# reach new posts by Marek Belka and Jan Winiecki #
14.01. Warsaw (PAP) – The Monetary Policy Council decided to keep interest rates unchanged – reads, released on Wednesday after a two-day meeting of the MPC. The Council did not rule out further monetary policy adjustment.
“The Council decided to keep the NBP interest rates unchanged. The Council underlines that in the environment of the Polish economy is still uncertainty as to the future economic situation. If you lengthen the expected period of deflation and thus increase the risk of inflation to remain below the target in the medium term, and the incoming data will be confirmed slowdown in economic activity and maintain a low growth environment of the Polish economy, the Council does not rule out further monetary policy adjustment “- reads read by the President of the National Bank of Poland Marek Belka.
at the Wednesday meeting of the MPC left interest rates unchanged. On an annual basis NBP reference rate will continue to be 2.00 per cent., The lombard rate at 3.00 per cent., The deposit of 1.00 per cent., While the rediscount rate of 2.25 percent.
The Communication Council also indicates the cause of low inflation.

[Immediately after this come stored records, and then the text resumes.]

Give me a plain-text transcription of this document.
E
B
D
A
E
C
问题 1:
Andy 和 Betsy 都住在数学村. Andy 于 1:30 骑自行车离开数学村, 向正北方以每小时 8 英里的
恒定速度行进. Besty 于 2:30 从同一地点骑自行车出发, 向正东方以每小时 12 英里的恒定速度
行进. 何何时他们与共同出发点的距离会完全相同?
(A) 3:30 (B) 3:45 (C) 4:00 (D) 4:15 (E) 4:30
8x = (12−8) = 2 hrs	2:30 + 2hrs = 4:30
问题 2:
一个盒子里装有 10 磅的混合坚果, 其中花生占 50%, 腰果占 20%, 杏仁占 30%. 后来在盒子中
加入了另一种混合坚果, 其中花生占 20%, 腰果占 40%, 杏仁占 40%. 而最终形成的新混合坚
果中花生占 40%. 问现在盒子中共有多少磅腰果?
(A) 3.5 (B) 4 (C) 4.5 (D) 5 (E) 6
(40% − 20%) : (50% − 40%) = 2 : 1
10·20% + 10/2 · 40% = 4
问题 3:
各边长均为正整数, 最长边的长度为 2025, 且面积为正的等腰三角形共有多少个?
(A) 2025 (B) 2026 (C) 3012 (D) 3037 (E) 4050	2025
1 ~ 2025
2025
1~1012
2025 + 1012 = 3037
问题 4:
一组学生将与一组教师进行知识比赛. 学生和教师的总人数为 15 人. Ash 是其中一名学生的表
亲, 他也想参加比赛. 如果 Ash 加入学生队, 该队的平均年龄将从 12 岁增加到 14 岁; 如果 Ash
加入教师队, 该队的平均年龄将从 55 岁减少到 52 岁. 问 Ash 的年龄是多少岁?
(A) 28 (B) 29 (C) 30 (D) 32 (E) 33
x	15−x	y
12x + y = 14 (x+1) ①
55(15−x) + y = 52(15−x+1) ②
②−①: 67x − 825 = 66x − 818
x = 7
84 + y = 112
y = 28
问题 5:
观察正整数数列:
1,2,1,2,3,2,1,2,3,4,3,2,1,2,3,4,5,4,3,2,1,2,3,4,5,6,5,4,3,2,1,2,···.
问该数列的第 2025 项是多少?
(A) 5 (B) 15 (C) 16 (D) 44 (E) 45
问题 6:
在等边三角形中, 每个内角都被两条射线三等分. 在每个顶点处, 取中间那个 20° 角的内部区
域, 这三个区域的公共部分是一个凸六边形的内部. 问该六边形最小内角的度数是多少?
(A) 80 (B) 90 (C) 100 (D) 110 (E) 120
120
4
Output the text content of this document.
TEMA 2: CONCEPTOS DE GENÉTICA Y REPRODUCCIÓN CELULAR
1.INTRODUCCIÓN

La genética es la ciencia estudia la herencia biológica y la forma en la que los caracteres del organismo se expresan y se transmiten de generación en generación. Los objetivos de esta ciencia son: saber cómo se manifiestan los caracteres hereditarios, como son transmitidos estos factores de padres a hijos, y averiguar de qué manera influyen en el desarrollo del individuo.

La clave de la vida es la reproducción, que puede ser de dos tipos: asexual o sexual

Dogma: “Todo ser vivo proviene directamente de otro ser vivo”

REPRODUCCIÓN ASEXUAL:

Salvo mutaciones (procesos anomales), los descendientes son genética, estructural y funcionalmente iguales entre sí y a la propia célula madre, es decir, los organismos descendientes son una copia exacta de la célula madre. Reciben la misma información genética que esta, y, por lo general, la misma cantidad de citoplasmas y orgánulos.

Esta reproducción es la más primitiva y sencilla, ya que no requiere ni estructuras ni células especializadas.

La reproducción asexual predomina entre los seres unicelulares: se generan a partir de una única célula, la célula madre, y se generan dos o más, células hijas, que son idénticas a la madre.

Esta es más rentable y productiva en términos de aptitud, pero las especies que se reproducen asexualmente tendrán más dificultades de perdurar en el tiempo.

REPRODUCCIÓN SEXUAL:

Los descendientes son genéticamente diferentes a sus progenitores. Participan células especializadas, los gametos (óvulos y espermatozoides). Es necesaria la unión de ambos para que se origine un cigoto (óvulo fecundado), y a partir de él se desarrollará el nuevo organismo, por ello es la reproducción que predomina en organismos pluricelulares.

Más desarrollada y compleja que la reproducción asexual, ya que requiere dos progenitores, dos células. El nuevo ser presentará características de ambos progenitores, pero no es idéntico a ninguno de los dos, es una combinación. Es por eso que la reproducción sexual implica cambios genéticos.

Pointed out that “the increase in global economic activity remains moderate,” and also in the last month, still strongly decreased the price of oil. “
” With moderate economic growth in the world is conducive to maintaining a very low inflation in many countries, and has contributed to the occurrence of deflation in the euro area “- reads.
On the other hand,” the major central banks continue to expansive monetary policy, keeping interest rates at historically low levels. “
In Poland, “the dynamics of economic activity in the fourth quarter. last. r. could slightly slow down ‘.” In November, the growth rate of industrial production fell close to zero, and the dynamics of construction output remained negative. At the same time decreased the growth rate of retail sales. The increase in lending to households and businesses remained stable “- concluded the MPC.
On the other hand” labor market data point to a further increase in employment in enterprises, which contributes to the continuation of the decline in unemployment after taking into account seasonal factors. “” At the same time sustained moderate wage growth in the enterprise sector indicates that wage pressure remains limited “- reads.
In response to a question at a press conference, Marek Belka admitted that” prolonged deflation is importance and may be an important factor that the Council will proceed to action. “He added that the MPC” pursues the inflation target in a flexible way. “
” I mean, when factors for ultra-low inflation, or as is currently about deflation are a supply, import, and do not have much to do with domestic demand – you can not expect a hasty, impatient to work on the part of the MPC, “- said the president of the NBP.
” Adaptation (feet – PAP) is still possible, but there is no reason – and this is the opinion of the majority of the Council – that is, the very rush “- he added.
Beam explained that, according to sit on the MPC opponents of further interest rate cuts, further cuts would not provide any benefits, and could bring harm – destabilize the financial system. Asked if deflation may be good, Beam explained that MPC members have different views on the subject. Poland compared with the countries of the euro area. He pointed out that our country different from their small debt – both public and private.
“In those countries, deflation can be a disaster (…). I’m not surprised that the ECB takes this very, even if there are no instruments to prevent it. In Poland, the situation is different,” – he said . He pointed out that Poland is able – with economic growth of 3 percent. and zero inflation – to stabilize the level of public debt and deficit.
He added that the deflation of wages are not rising, which means that domestic demand is growing. “For this reason, my personal concern of deflation is less” – he said. He stressed, however, that they do not know how long this situation will persist as long as it will not have a negative impact on the company and whether they are able to function in conditions of deflation. According Beams deflation certainly makes life difficult for a single entity – the Ministry of Finance.
President of the NBP estimated that in his opinion there is room for rate cuts, but whether they happen, will determine two factors – first of all, what will happen in the economy, and the majority of the Council will share this view.
Member of the Board Jan Winiecki (nieukrywający that it is opposed to cutting interest) added that no one – neither the MPC or, for example. The European Central Bank “does not have a key to sesame,” which would allow for the opening of a return to the inflation target . According to him, the NBP doing “what is possible and not what it seems that you can do.” “We will not be kicked out of the horse, that is, with the global trends on the supply side,” – said Winiecki.